This collection of Guy de Maupassant’s short fiction is composed of thirty tales translated from the French by Roger Colet. Several of the tales, particularly Boule de Suif, Two Friends, In the Spring, A Duel, The Devil, and The Horla (this last story often anthologized, and rightly so, as it happens), must, I think, be counted as little short of masterpieces of the form. Others play for the comic, including In the Woods, The Signal, Guillemot Rock, The Conservatory, and The Decoration. Strangely, there’s even something for lactation fetishists in Idyll (a sentence which I never thought I would write); this particular scene later finds an echo, of course, in the ending of Steinbeck’s The Grapes of Wrath.

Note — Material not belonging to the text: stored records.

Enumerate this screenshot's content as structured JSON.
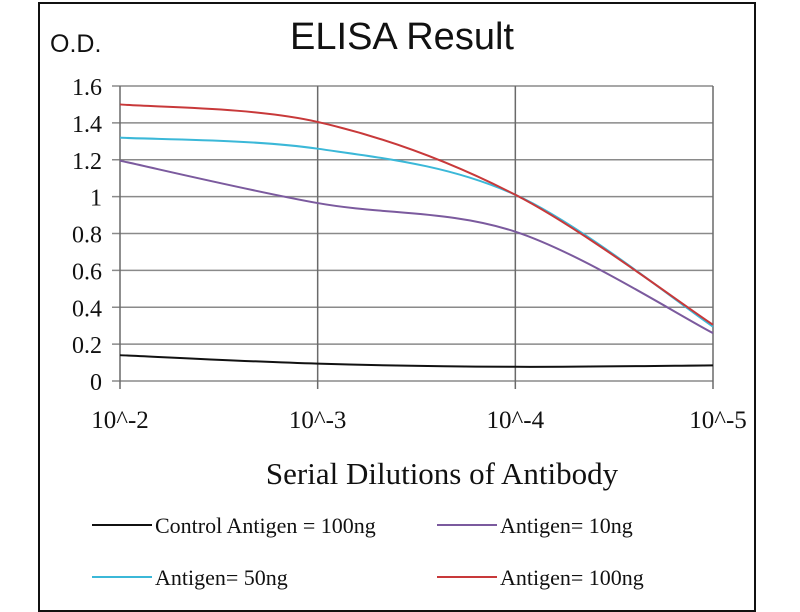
{
  "chart_data": {
    "type": "line",
    "title": "ELISA Result",
    "ylabel": "O.D.",
    "xlabel": "Serial Dilutions  of Antibody",
    "categories": [
      "10^-2",
      "10^-3",
      "10^-4",
      "10^-5"
    ],
    "ylim": [
      0,
      1.6
    ],
    "yticks": [
      "0",
      "0.2",
      "0.4",
      "0.6",
      "0.8",
      "1",
      "1.2",
      "1.4",
      "1.6"
    ],
    "grid": true,
    "smooth": true,
    "legend_position": "bottom",
    "series": [
      {
        "name": "Control Antigen = 100ng",
        "color": "#111111",
        "values": [
          0.14,
          0.094,
          0.077,
          0.085
        ]
      },
      {
        "name": "Antigen= 10ng",
        "color": "#7b5a9e",
        "values": [
          1.195,
          0.965,
          0.81,
          0.26
        ]
      },
      {
        "name": "Antigen= 50ng",
        "color": "#3bb8d8",
        "values": [
          1.32,
          1.26,
          1.01,
          0.295
        ]
      },
      {
        "name": "Antigen= 100ng",
        "color": "#c8393a",
        "values": [
          1.5,
          1.405,
          1.01,
          0.305
        ]
      }
    ]
  }
}
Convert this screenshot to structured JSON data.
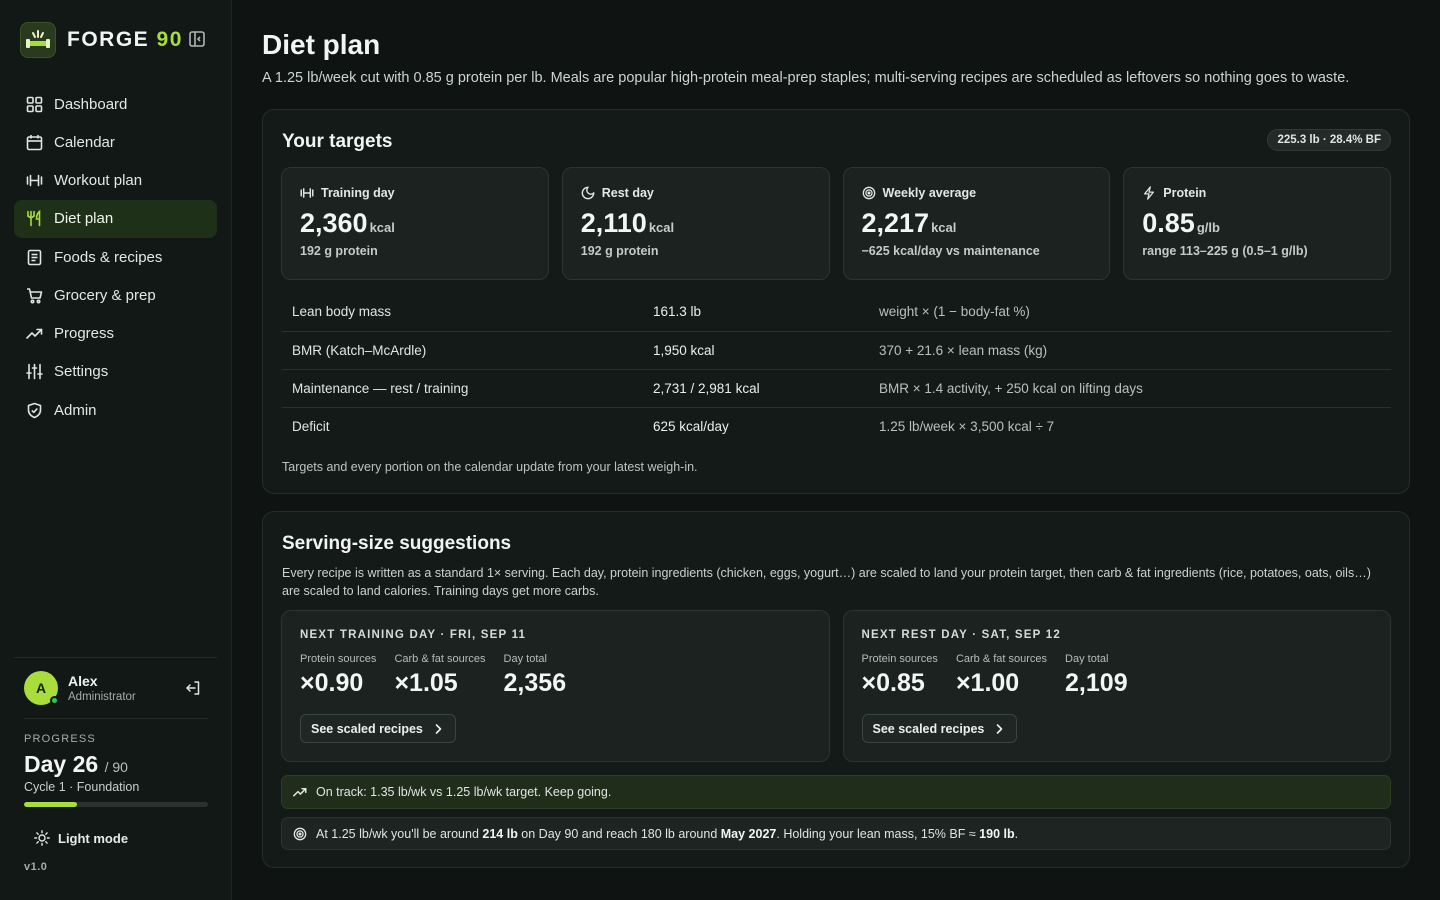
{
  "brand": {
    "name_main": "FORGE",
    "name_accent": "90"
  },
  "sidebar": {
    "items": [
      {
        "label": "Dashboard",
        "icon": "grid-icon"
      },
      {
        "label": "Calendar",
        "icon": "calendar-icon"
      },
      {
        "label": "Workout plan",
        "icon": "dumbbell-icon"
      },
      {
        "label": "Diet plan",
        "icon": "utensils-icon",
        "active": true
      },
      {
        "label": "Foods & recipes",
        "icon": "book-icon"
      },
      {
        "label": "Grocery & prep",
        "icon": "cart-icon"
      },
      {
        "label": "Progress",
        "icon": "trend-icon"
      },
      {
        "label": "Settings",
        "icon": "sliders-icon"
      },
      {
        "label": "Admin",
        "icon": "shield-icon"
      }
    ],
    "user": {
      "initial": "A",
      "name": "Alex",
      "role": "Administrator"
    },
    "progress": {
      "label": "PROGRESS",
      "day": "Day 26",
      "of": "/ 90",
      "cycle": "Cycle 1 · Foundation",
      "fraction": 0.289
    },
    "light_mode": "Light mode",
    "version": "v1.0"
  },
  "page": {
    "title": "Diet plan",
    "description": "A 1.25 lb/week cut with 0.85 g protein per lb. Meals are popular high-protein meal-prep staples; multi-serving recipes are scheduled as leftovers so nothing goes to waste."
  },
  "targets": {
    "title": "Your targets",
    "badge": "225.3 lb · 28.4% BF",
    "cards": [
      {
        "label": "Training day",
        "icon": "dumbbell-icon",
        "value": "2,360",
        "unit": "kcal",
        "sub": "192 g protein"
      },
      {
        "label": "Rest day",
        "icon": "moon-icon",
        "value": "2,110",
        "unit": "kcal",
        "sub": "192 g protein"
      },
      {
        "label": "Weekly average",
        "icon": "target-icon",
        "value": "2,217",
        "unit": "kcal",
        "sub": "−625 kcal/day vs maintenance"
      },
      {
        "label": "Protein",
        "icon": "bolt-icon",
        "value": "0.85",
        "unit": "g/lb",
        "sub": "range 113–225 g (0.5–1 g/lb)"
      }
    ],
    "rows": [
      {
        "name": "Lean body mass",
        "value": "161.3 lb",
        "formula": "weight × (1 − body-fat %)"
      },
      {
        "name": "BMR (Katch–McArdle)",
        "value": "1,950 kcal",
        "formula": "370 + 21.6 × lean mass (kg)"
      },
      {
        "name": "Maintenance — rest / training",
        "value": "2,731 / 2,981 kcal",
        "formula": "BMR × 1.4 activity, + 250 kcal on lifting days"
      },
      {
        "name": "Deficit",
        "value": "625 kcal/day",
        "formula": "1.25 lb/week × 3,500 kcal ÷ 7"
      }
    ],
    "note": "Targets and every portion on the calendar update from your latest weigh-in."
  },
  "serving": {
    "title": "Serving-size suggestions",
    "description": "Every recipe is written as a standard 1× serving. Each day, protein ingredients (chicken, eggs, yogurt…) are scaled to land your protein target, then carb & fat ingredients (rice, potatoes, oats, oils…) are scaled to land calories. Training days get more carbs.",
    "days": [
      {
        "label": "NEXT TRAINING DAY · FRI, SEP 11",
        "cols": [
          {
            "label": "Protein sources",
            "value": "×0.90"
          },
          {
            "label": "Carb & fat sources",
            "value": "×1.05"
          },
          {
            "label": "Day total",
            "value": "2,356"
          }
        ],
        "button": "See scaled recipes"
      },
      {
        "label": "NEXT REST DAY · SAT, SEP 12",
        "cols": [
          {
            "label": "Protein sources",
            "value": "×0.85"
          },
          {
            "label": "Carb & fat sources",
            "value": "×1.00"
          },
          {
            "label": "Day total",
            "value": "2,109"
          }
        ],
        "button": "See scaled recipes"
      }
    ],
    "on_track": "On track: 1.35 lb/wk vs 1.25 lb/wk target. Keep going.",
    "projection": {
      "p1": "At 1.25 lb/wk you'll be around ",
      "b1": "214 lb",
      "p2": " on Day 90 and reach 180 lb around ",
      "b2": "May 2027",
      "p3": ". Holding your lean mass, 15% BF ≈ ",
      "b3": "190 lb",
      "p4": "."
    }
  },
  "colors": {
    "accent": "#a9dd3c",
    "background": "#0f1413",
    "panel": "#141a18",
    "active_nav": "#1f3019"
  }
}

Taken together, these stories very adroitly convey a time and a place, most of them being firmly rooted in France of the 1870s and 1880s. There is a beauty and a languor in Guy de Maupassant’s descriptions which makes these some of the most achingly gorgeous short tales I have ever read, beautifully translated by Colet. The closest comparison I can think to make is to some of the short stories of Émile Zola (those in The Attack on the Mill and Other Stories (Oxford University Press), for example), although Zola and Maupassant were very different writers. If this sounds at all intriguing, then I can’t urge you enough to find a copy of this edition (I’ve had mine for some twenty years, which shows just how quickly I get around to reading sometimes). Highly recommended. Five stars.
Originally reviewed 22 January 2013.